Cadeau de fan pour ses fans, Le Détour est un beau coffret 3 disques mis en forme par Dominique A lui-même. Il nous invite sur les traces d’une carrière d’une dizaine d’années et force est de constater qu’elle est déjà très riche et contrastée. On retrouve, sur les deux premiers volumes, une sélection des six albums studio (de La Fossette à la récente collaboration avec Oslo Telescopic, The Dominic O project) sans désir de chronologie ni équité particulière entre les différents volumes mais avec un souci de logique et d’enchaînement des titres qui fonctionne plutôt bien.

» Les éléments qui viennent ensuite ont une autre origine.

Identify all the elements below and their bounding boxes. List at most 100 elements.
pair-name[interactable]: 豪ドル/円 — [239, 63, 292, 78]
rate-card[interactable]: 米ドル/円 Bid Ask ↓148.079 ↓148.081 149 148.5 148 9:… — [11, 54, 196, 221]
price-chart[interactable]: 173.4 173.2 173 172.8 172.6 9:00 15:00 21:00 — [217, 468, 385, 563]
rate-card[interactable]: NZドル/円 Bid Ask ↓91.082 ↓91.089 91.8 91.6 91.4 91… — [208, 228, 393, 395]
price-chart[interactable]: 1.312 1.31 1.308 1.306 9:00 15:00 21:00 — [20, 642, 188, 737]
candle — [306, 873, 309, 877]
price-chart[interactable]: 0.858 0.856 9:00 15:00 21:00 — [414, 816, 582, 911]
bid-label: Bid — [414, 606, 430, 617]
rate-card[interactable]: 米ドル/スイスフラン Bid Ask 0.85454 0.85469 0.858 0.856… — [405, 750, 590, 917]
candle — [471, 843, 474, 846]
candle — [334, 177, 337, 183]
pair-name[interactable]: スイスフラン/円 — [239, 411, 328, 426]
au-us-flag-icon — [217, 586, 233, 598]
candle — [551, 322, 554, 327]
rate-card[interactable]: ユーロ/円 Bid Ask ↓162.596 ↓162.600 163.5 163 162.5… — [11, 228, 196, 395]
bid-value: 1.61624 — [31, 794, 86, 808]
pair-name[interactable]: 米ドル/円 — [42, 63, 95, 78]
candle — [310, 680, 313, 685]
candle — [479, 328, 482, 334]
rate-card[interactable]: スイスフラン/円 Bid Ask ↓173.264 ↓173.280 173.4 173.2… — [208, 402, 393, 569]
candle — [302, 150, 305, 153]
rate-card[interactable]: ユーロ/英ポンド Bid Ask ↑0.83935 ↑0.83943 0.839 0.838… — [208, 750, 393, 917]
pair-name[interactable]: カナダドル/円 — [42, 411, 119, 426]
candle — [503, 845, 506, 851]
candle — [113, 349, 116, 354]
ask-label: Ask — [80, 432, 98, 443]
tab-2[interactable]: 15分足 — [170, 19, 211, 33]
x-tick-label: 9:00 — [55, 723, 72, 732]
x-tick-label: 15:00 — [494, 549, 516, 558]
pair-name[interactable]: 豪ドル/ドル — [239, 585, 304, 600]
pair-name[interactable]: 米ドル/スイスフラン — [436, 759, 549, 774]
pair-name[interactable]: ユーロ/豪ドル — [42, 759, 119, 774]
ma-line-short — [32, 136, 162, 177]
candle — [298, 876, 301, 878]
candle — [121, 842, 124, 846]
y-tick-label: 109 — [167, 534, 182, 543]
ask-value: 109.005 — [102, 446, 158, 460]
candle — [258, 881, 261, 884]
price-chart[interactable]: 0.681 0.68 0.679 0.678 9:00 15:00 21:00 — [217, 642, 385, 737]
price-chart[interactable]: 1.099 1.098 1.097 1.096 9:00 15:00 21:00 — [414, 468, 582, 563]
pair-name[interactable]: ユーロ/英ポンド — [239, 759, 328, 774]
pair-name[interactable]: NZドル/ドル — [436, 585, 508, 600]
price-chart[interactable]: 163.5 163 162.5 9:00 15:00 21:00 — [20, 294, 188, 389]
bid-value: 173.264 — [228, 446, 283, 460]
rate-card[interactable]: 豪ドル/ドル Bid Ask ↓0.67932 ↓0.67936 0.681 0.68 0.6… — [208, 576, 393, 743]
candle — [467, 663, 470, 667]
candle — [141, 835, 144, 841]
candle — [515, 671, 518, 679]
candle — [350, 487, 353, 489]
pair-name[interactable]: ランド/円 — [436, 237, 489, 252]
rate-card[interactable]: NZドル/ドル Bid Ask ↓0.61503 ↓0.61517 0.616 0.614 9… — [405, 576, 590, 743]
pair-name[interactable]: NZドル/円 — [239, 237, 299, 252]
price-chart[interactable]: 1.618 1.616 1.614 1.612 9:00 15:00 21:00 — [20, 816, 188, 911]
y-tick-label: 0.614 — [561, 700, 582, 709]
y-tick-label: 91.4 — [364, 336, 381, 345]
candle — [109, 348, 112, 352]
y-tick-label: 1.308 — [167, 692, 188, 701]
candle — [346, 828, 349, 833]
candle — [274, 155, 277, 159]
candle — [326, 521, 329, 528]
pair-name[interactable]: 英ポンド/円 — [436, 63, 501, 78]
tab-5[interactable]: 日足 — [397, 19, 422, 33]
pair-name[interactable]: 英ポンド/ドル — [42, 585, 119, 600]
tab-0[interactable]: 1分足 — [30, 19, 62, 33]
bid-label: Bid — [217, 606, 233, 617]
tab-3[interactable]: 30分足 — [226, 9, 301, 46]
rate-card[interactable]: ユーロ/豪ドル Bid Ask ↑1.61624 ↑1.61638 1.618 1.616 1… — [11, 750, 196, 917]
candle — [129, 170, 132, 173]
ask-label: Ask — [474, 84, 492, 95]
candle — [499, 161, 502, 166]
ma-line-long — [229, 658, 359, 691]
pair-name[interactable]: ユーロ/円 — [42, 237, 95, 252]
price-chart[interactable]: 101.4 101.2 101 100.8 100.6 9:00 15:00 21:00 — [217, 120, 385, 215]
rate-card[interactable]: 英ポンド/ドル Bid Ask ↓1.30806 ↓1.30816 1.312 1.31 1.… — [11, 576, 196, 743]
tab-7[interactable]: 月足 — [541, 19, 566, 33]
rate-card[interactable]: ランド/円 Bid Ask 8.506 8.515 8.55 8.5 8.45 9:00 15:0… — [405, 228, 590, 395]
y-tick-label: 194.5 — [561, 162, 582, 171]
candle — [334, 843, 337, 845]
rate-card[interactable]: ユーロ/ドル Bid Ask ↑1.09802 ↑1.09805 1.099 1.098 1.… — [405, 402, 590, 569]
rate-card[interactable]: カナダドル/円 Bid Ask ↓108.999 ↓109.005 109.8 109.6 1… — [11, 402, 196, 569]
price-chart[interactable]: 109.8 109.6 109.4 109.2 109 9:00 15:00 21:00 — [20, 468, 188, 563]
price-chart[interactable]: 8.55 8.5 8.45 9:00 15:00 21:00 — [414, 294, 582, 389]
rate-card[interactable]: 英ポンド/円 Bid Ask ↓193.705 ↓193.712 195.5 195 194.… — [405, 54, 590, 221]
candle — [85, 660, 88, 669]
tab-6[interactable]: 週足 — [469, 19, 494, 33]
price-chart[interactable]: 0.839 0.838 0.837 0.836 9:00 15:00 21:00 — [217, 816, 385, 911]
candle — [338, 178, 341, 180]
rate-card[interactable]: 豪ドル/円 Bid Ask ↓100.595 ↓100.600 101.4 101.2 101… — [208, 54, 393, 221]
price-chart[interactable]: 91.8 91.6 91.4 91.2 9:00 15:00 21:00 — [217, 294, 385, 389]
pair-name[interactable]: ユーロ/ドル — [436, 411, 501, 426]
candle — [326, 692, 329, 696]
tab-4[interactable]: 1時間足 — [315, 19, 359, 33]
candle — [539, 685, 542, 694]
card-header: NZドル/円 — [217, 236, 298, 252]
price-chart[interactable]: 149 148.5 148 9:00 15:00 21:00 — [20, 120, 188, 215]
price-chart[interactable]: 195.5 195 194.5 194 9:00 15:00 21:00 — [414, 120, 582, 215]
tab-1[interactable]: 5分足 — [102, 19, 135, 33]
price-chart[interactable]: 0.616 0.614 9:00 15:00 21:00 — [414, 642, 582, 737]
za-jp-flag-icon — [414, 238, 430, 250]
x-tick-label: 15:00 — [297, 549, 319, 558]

La surprise vient de l’accent mis sur les albums récents : alors qu’il semble avoir bien du mal à assumer Remué, c’est l’album le plus présent ici puis viennent à égalité La Mémoire neuve et Auguri. On conserve les tubes (Twenty two bar) et on exhume quelques titres moins fêtés (L’Adversité). Le véritable intérêt de ce coffret réside dans le troisième CD qui regroupe des titres inédits ou rares (extraits de compilations, bandes originales de films ou de EP épuisés) et quelques extraits du légendaire Un Disque sourd, un premier album vinyle auto édité, à l’époque, à 150 exemplaires (et que Dominique A s’était toujours refusé à exhumer). En ce qui concerne Un Disque sourd, on n’en retrouve malheureusement que deux titres, Syl et L’Attirance -alors que les autres chansons sont plus qu’honorables pour un premier essai-, mais elles permettent de redécouvrir cette voix androgyne qui avait tant fait dans le charme qui opérait sur La Fossette. On trouve aussi de belles versions de travail de La Valse boîte ou Un Insouciant, cette version de Retrouvailles avec un tout autre texte et une toute autre ambiance.

Les inédits recèlent quelques perles (Comme aurait dit Ben, La Lumière et l’enregistrement) mais, bien sur, le fan en voudrait toujours plus et troquerait volontiers, à la place des morceaux plus ternes (Enfin démissionnaire, Friseur von Elvis, Teenage kicks), cette mystérieuse version du Lumières de Manset, qu’il jouait en ouverture de ses concerts cet automne, comme la plupart des reprises que l’on a eu l’habitude d’apprécier live au cours des années (Le Bal des Laze de Polnareff, les reprises de Daniel Johnston…). Le Détour demeure quoiqu’il en soit un bel objet, avec un livret épais aux photos généreuses, du Dominique « à houppette », des débuts, à son incarnation récente, plus Barthézienne. Des témoignages d’anonymes y figurent, venant dire le rapport qu’ils ont entretenu avec le répertoire de Dominique A sur la décennie écoulée. Rendez-vous est pris, dans 10 ans, pour le prochain coffret… Pour les fans insatiables, une autre compilation, L’Arrivée, plus modeste, est parue en septembre sur le marché allemand, qui propose un autre tracklisting, mais sans inédits ou raretés.